The Cleveland Museum of Art Archives department was established in 1989 as the museum approached its seventy-fifth anniversary with startup funding provided by The Gund Foundation. The need to consolidate and manage historical records had been building for years and the desire to publish a museum history for the anniversary provided the necessary final impetus. The primary mission of the archives is to collect, preserve, and make available records that document the role of the Cleveland Museum of Art in the social and cultural history of the local community and the world of art.
Museum historical records document the care, security, ownership, and changing conditions of the collection. They also provide the knowledge of the institution’s history that is essential for internal communication and decision making. They protect the museum’s legal rights and its ownership of property, ensure compliance with government and business regulations, and provide the means for keeping its constituency informed of CMA activities, operations, and accomplishments. These collections include records of the director’s office and board of trustees, exhibition records, departmental records, editorial photography, audio-visual recordings of programs and events, and historic objects and ephemera.

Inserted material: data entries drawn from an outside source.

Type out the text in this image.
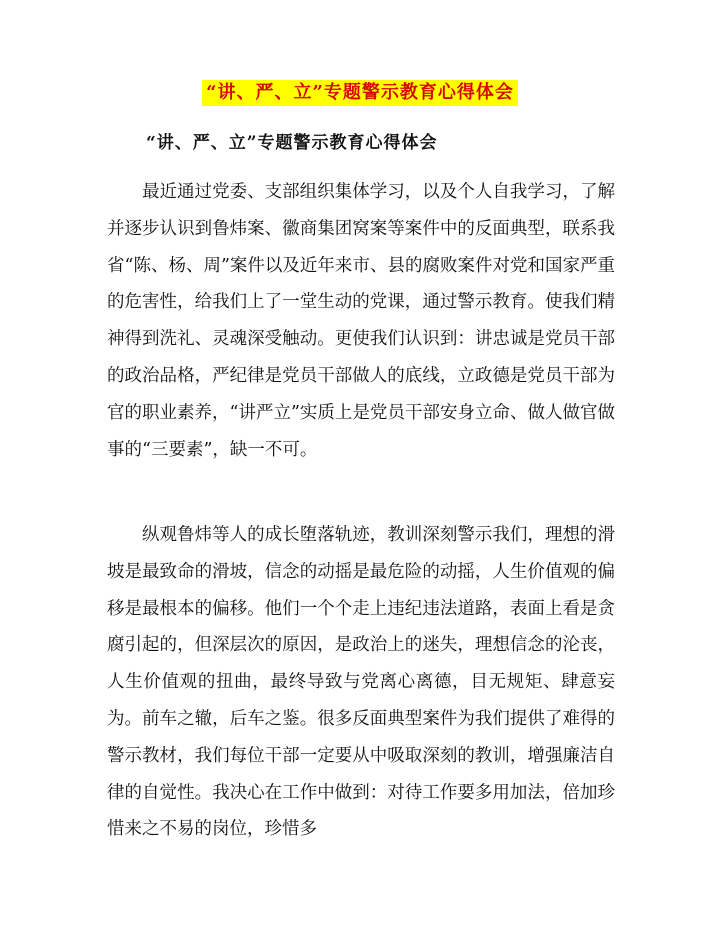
“讲、严、立”专题警示教育心得体会
“讲、严、立”专题警示教育心得体会

最近通过党委、支部组织集体学习，以及个人自我学习，了解并逐步认识到鲁炜案、徽商集团窝案等案件中的反面典型，联系我省“陈、杨、周”案件以及近年来市、县的腐败案件对党和国家严重的危害性，给我们上了一堂生动的党课，通过警示教育。使我们精神得到洗礼、灵魂深受触动。更使我们认识到：讲忠诚是党员干部的政治品格，严纪律是党员干部做人的底线，立政德是党员干部为官的职业素养，“讲严立”实质上是党员干部安身立命、做人做官做事的“三要素”，缺一不可。

纵观鲁炜等人的成长堕落轨迹，教训深刻警示我们，理想的滑坡是最致命的滑坡，信念的动摇是最危险的动摇，人生价值观的偏移是最根本的偏移。他们一个个走上违纪违法道路，表面上看是贪腐引起的，但深层次的原因，是政治上的迷失，理想信念的沦丧，人生价值观的扭曲，最终导致与党离心离德，目无规矩、肆意妄为。前车之辙，后车之鉴。很多反面典型案件为我们提供了难得的警示教材，我们每位干部一定要从中吸取深刻的教训，增强廉洁自律的自觉性。我决心在工作中做到：对待工作要多用加法，倍加珍惜来之不易的岗位，珍惜多
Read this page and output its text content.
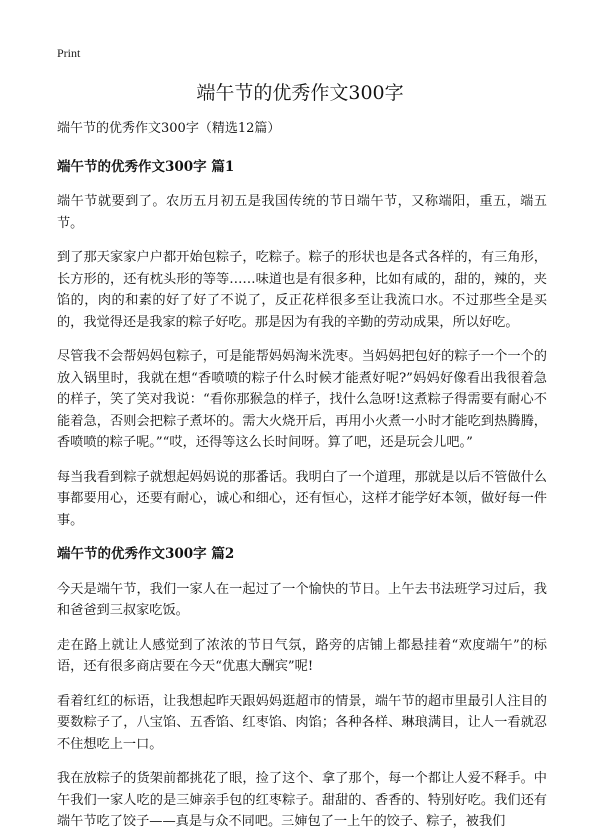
Print
端午节的优秀作文300字

端午节的优秀作文300字（精选12篇）

端午节的优秀作文300字 篇1

端午节就要到了。农历五月初五是我国传统的节日端午节，又称端阳，重五，端五节。

到了那天家家户户都开始包粽子，吃粽子。粽子的形状也是各式各样的，有三角形，长方形的，还有枕头形的等等……味道也是有很多种，比如有咸的，甜的，辣的，夹馅的，肉的和素的好了好了不说了，反正花样很多至让我流口水。不过那些全是买的，我觉得还是我家的粽子好吃。那是因为有我的辛勤的劳动成果，所以好吃。

尽管我不会帮妈妈包粽子，可是能帮妈妈淘米洗枣。当妈妈把包好的粽子一个一个的放入锅里时，我就在想“香喷喷的粽子什么时候才能煮好呢?”妈妈好像看出我很着急的样子，笑了笑对我说：“看你那猴急的样子，找什么急呀!这煮粽子得需要有耐心不能着急，否则会把粽子煮坏的。需大火烧开后，再用小火煮一小时才能吃到热腾腾，香喷喷的粽子呢。”“哎，还得等这么长时间呀。算了吧，还是玩会儿吧。”

每当我看到粽子就想起妈妈说的那番话。我明白了一个道理，那就是以后不管做什么事都要用心，还要有耐心，诚心和细心，还有恒心，这样才能学好本领，做好每一件事。

端午节的优秀作文300字 篇2

今天是端午节，我们一家人在一起过了一个愉快的节日。上午去书法班学习过后，我和爸爸到三叔家吃饭。

走在路上就让人感觉到了浓浓的节日气氛，路旁的店铺上都悬挂着“欢度端午”的标语，还有很多商店要在今天“优惠大酬宾”呢!

看着红红的标语，让我想起昨天跟妈妈逛超市的情景，端午节的超市里最引人注目的要数粽子了，八宝馅、五香馅、红枣馅、肉馅；各种各样、琳琅满目，让人一看就忍不住想吃上一口。

我在放粽子的货架前都挑花了眼，捡了这个、拿了那个，每一个都让人爱不释手。中午我们一家人吃的是三婶亲手包的红枣粽子。甜甜的、香香的、特别好吃。我们还有端午节吃了饺子——真是与众不同吧。三婶包了一上午的饺子、粽子，被我们
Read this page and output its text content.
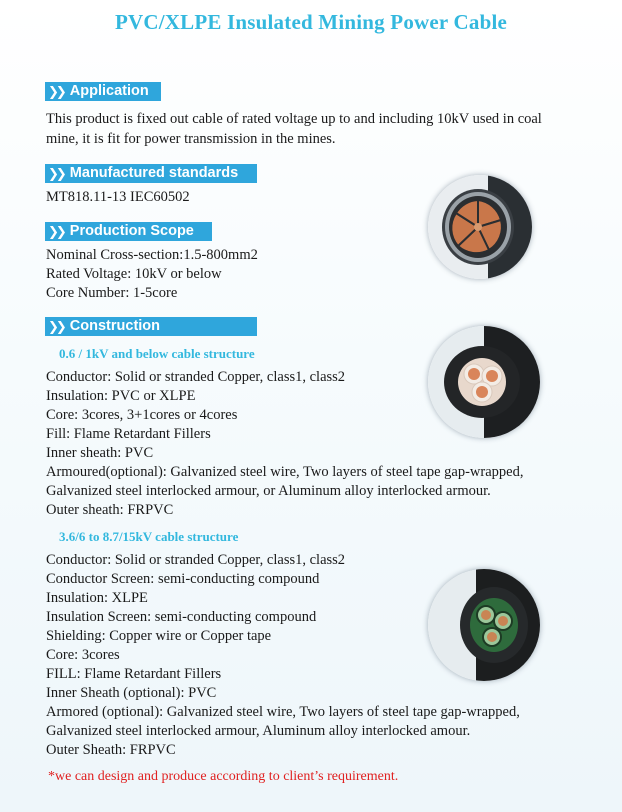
PVC/XLPE Insulated Mining Power Cable
❯❯ Application
This product is fixed out cable of rated voltage up to and including 10kV used in coal
mine, it is fit for power transmission in the mines.
❯❯ Manufactured standards
MT818.11-13 IEC60502
❯❯ Production Scope
Nominal Cross-section:1.5-800mm2
Rated Voltage: 10kV or below
Core Number: 1-5core
❯❯ Construction
0.6 / 1kV and below cable structure
Conductor: Solid or stranded Copper, class1, class2
Insulation: PVC or XLPE
Core: 3cores, 3+1cores or 4cores
Fill: Flame Retardant Fillers
Inner sheath: PVC
Armoured(optional): Galvanized steel wire, Two layers of steel tape gap-wrapped,
Galvanized steel interlocked armour, or Aluminum alloy interlocked armour.
Outer sheath: FRPVC
3.6/6 to 8.7/15kV cable structure
Conductor: Solid or stranded Copper, class1, class2
Conductor Screen: semi-conducting compound
Insulation: XLPE
Insulation Screen: semi-conducting compound
Shielding: Copper wire or Copper tape
Core: 3cores
FILL: Flame Retardant Fillers
Inner Sheath (optional): PVC
Armored (optional): Galvanized steel wire, Two layers of steel tape gap-wrapped,
Galvanized steel interlocked armour, Aluminum alloy interlocked amour.
Outer Sheath: FRPVC
*we can design and produce according to client’s requirement.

The archives also acquires personal papers and manuscript collections that document the interaction of the museum with significant figures and organizations in the art world. These collections include those of affiliated organizations with a significant historical relationship with the museum; studios and arts businesses and industries that have made significant contributions to the local and broader artistic communities; manuscripts of artists, collectors, and scholars that relate to museum history; and papers of museum benefactors. All collections, unless restricted, are available to museum staff, scholarly researchers, and the public.

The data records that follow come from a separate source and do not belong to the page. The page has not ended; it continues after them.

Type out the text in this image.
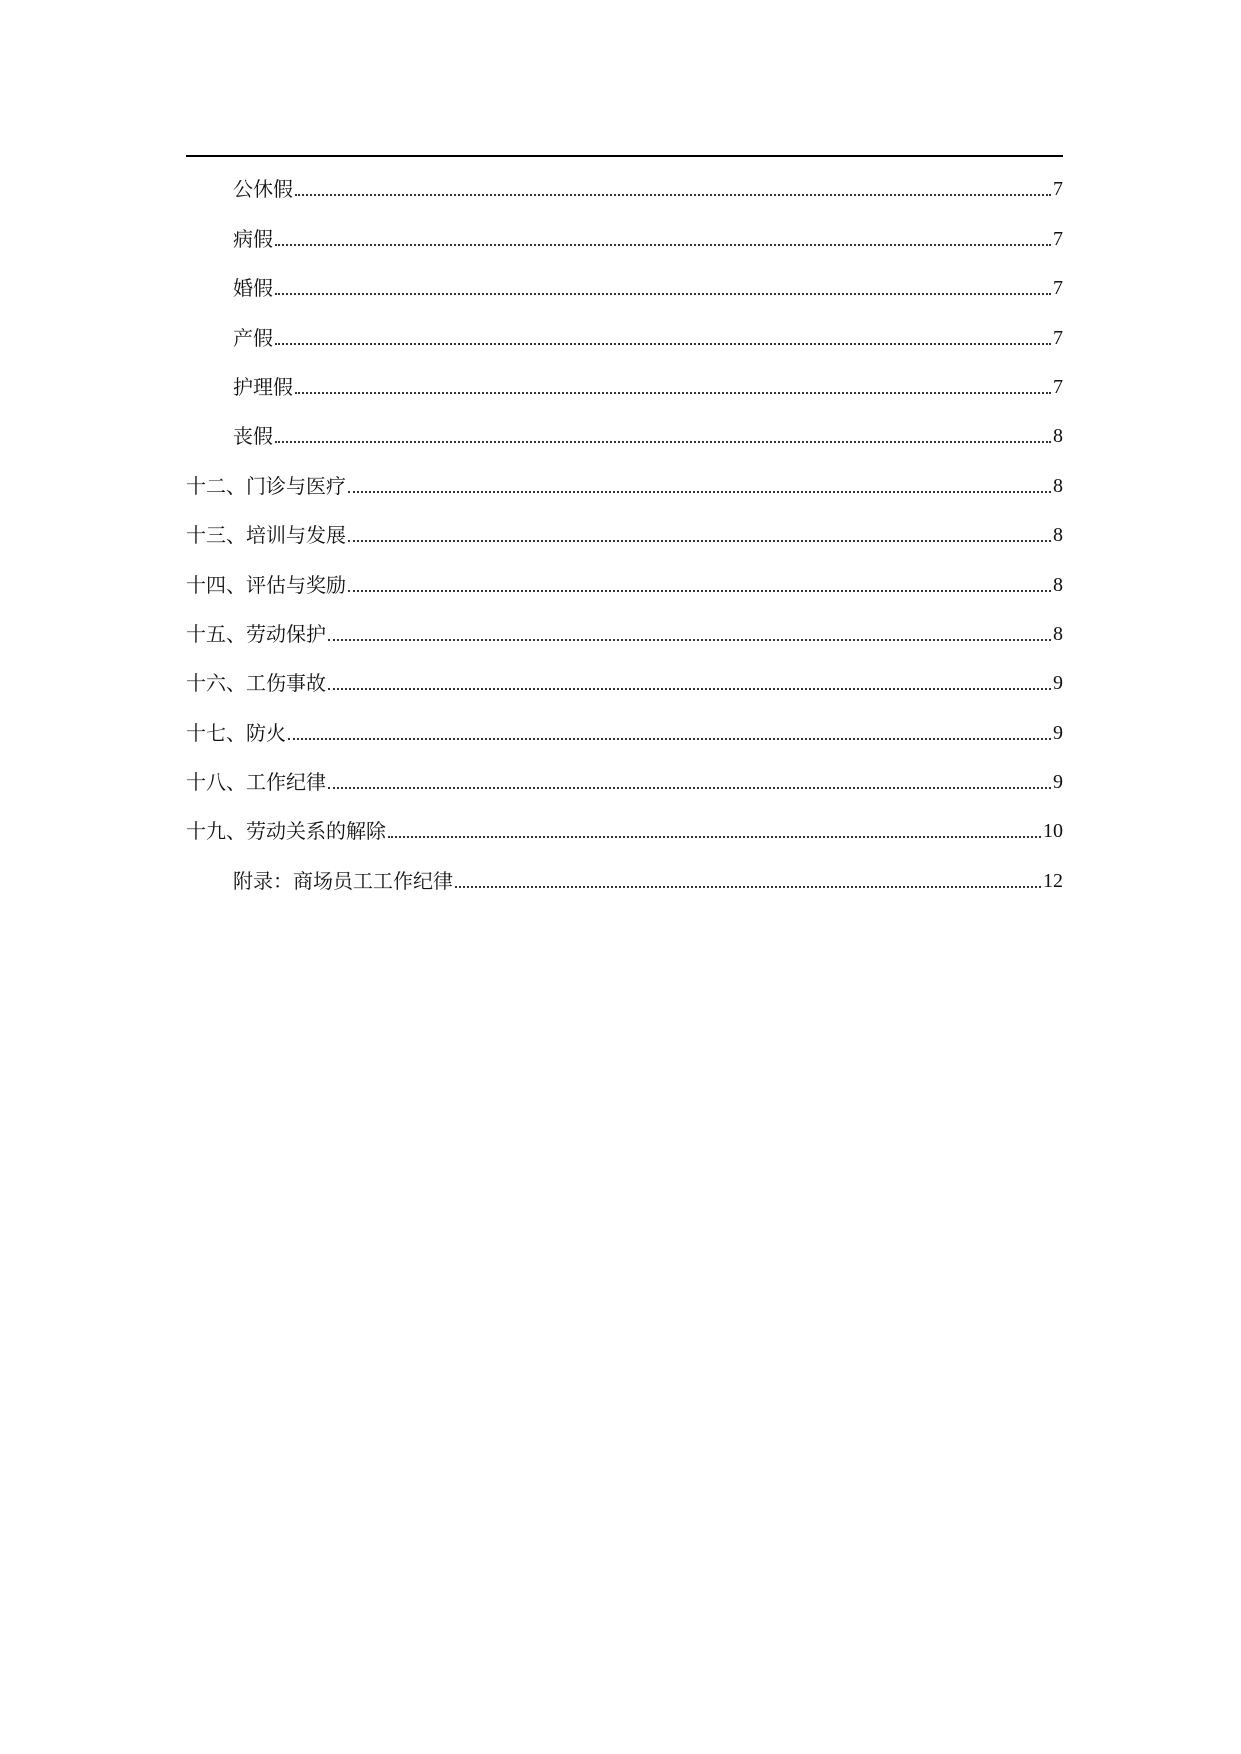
公休假	7
病假	7
婚假	7
产假	7
护理假	7
丧假	8
十二、门诊与医疗	8
十三、培训与发展	8
十四、评估与奖励	8
十五、劳动保护	8
十六、工伤事故	9
十七、防火	9
十八、工作纪律	9
十九、劳动关系的解除	10
附录：商场员工工作纪律	12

The museum archives also serves as the records management office of the museum. Records management activities include creating records retention and disposition schedules, managing nonpermanent records throughout their life cycle, and educating staff on records management policies and procedures to ensure that all legal and fiduciary responsibilities are met.

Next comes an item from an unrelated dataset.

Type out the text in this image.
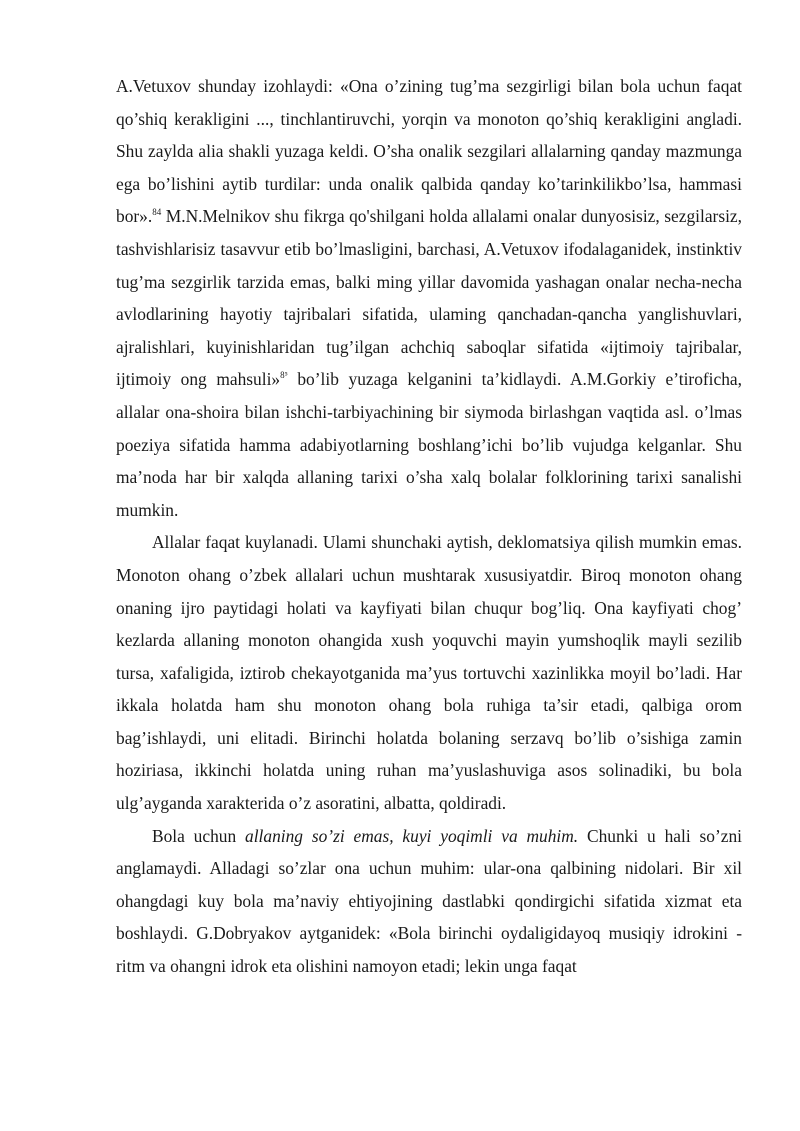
A.Vetuxov shunday izohlaydi: «Ona o’zining tug’ma sezgirligi bilan bola uchun faqat qo’shiq kerakligini ..., tinchlantiruvchi, yorqin va monoton qo’shiq kerakligini angladi. Shu zaylda alia shakli yuzaga keldi. O’sha onalik sezgilari allalarning qanday mazmunga ega bo’lishini aytib turdilar: unda onalik qalbida qanday ko’tarinkilikbo’lsa, hammasi bor».$^{84}$ M.N.Melnikov shu fikrga qo'shilgani holda allalami onalar dunyosisiz, sezgilarsiz, tashvishlarisiz tasavvur etib bo’lmasligini, barchasi, A.Vetuxov ifodalaganidek, instinktiv tug’ma sezgirlik tarzida emas, balki ming yillar davomida yashagan onalar necha-necha avlodlarining hayotiy tajribalari sifatida, ulaming qanchadan-qancha yanglishuvlari, ajralishlari, kuyinishlaridan tug’ilgan achchiq saboqlar sifatida «ijtimoiy tajribalar, ijtimoiy ong mahsuli»$^{8^5}$ bo’lib yuzaga kelganini ta’kidlaydi. A.M.Gorkiy e’tiroficha, allalar ona-shoira bilan ishchi-tarbiyachining bir siymoda birlashgan vaqtida asl. o’lmas poeziya sifatida hamma adabiyotlarning boshlang’ichi bo’lib vujudga kelganlar. Shu ma’noda har bir xalqda allaning tarixi o’sha xalq bolalar folklorining tarixi sanalishi mumkin.

Allalar faqat kuylanadi. Ulami shunchaki aytish, deklomatsiya qilish mumkin emas. Monoton ohang o’zbek allalari uchun mushtarak xususiyatdir. Biroq monoton ohang onaning ijro paytidagi holati va kayfiyati bilan chuqur bog’liq. Ona kayfiyati chog’ kezlarda allaning monoton ohangida xush yoquvchi mayin yumshoqlik mayli sezilib tursa, xafaligida, iztirob chekayotganida ma’yus tortuvchi xazinlikka moyil bo’ladi. Har ikkala holatda ham shu monoton ohang bola ruhiga ta’sir etadi, qalbiga orom bag’ishlaydi, uni elitadi. Birinchi holatda bolaning serzavq bo’lib o’sishiga zamin hoziriasa, ikkinchi holatda uning ruhan ma’yuslashuviga asos solinadiki, bu bola ulg’ayganda xarakterida o’z asoratini, albatta, qoldiradi.

Bola uchun allaning so’zi emas, kuyi yoqimli va muhim. Chunki u hali so’zni anglamaydi. Alladagi so’zlar ona uchun muhim: ular-ona qalbining nidolari. Bir xil ohangdagi kuy bola ma’naviy ehtiyojining dastlabki qondirgichi sifatida xizmat eta boshlaydi. G.Dobryakov aytganidek: «Bola birinchi oydaligidayoq musiqiy idrokini - ritm va ohangni idrok eta olishini namoyon etadi; lekin unga faqat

As a result of the museum’s comprehensive building project, the archives office, workroom, and reading room were incorporated into the plan of the library. Archives permanent collection storage was substantially increased and is located on the mezzanine level of the 1916 building, and on levels 2 and 2R of the Ingalls Library. The archives contracts with an outside storage provider to house materials requiring specialized storage and non-permanent records.